As Respwan expanded, more and more ideas got thrown around for the studio’s big debut. “Our team grew pretty fast, so we had a lot of people with a lot of ideas, and they all wanted their idea to be number one. So we had to figure out how do you focus that down and keep everybody happy. It was a pretty tough process.”

“The choice to do another FPS…we’re doing something new, we wanted the idea to be different and new in terms of gameplay and mechanics,” Zampella said. “Breaking farther beyond that and doing a racing game or something we’re not familiar with wasn’t the smart thing to do. For us it’s something that’s in our wheelhouse that we can innovate on and do something new and expand from there. It was just kind of a natural choice.”

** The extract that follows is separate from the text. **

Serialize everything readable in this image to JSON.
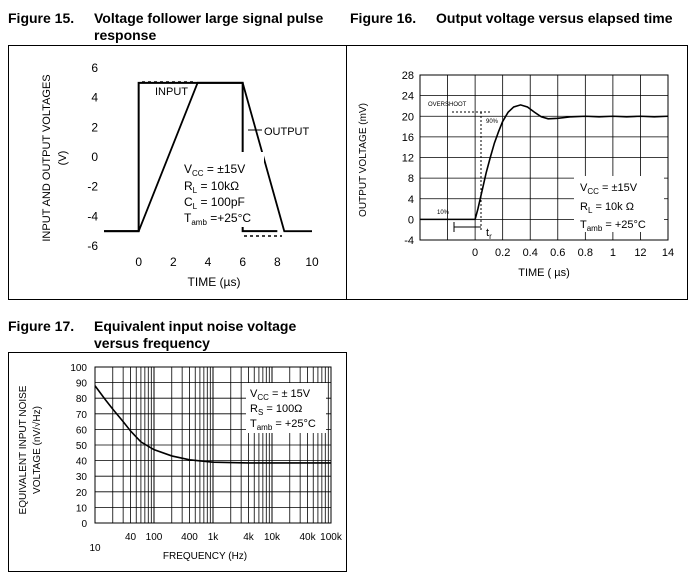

Whilst there’s undoubtedly many out there who sighed at hearing ex-CoD guys were working on a loud and stompy multiplayer game, the team’s E3 presentation demonstrated a game that, whilst certainly wearing its Call of Duty DNA proudly, pushes forward the genre in an interesting direction. A cinematic multiplayer game? Wall-running pilots fighting against mechs that don’t feel like sitting ducks? Despite being an FPS, you can’t say that Respawn haven’t tried to bring something new to the table.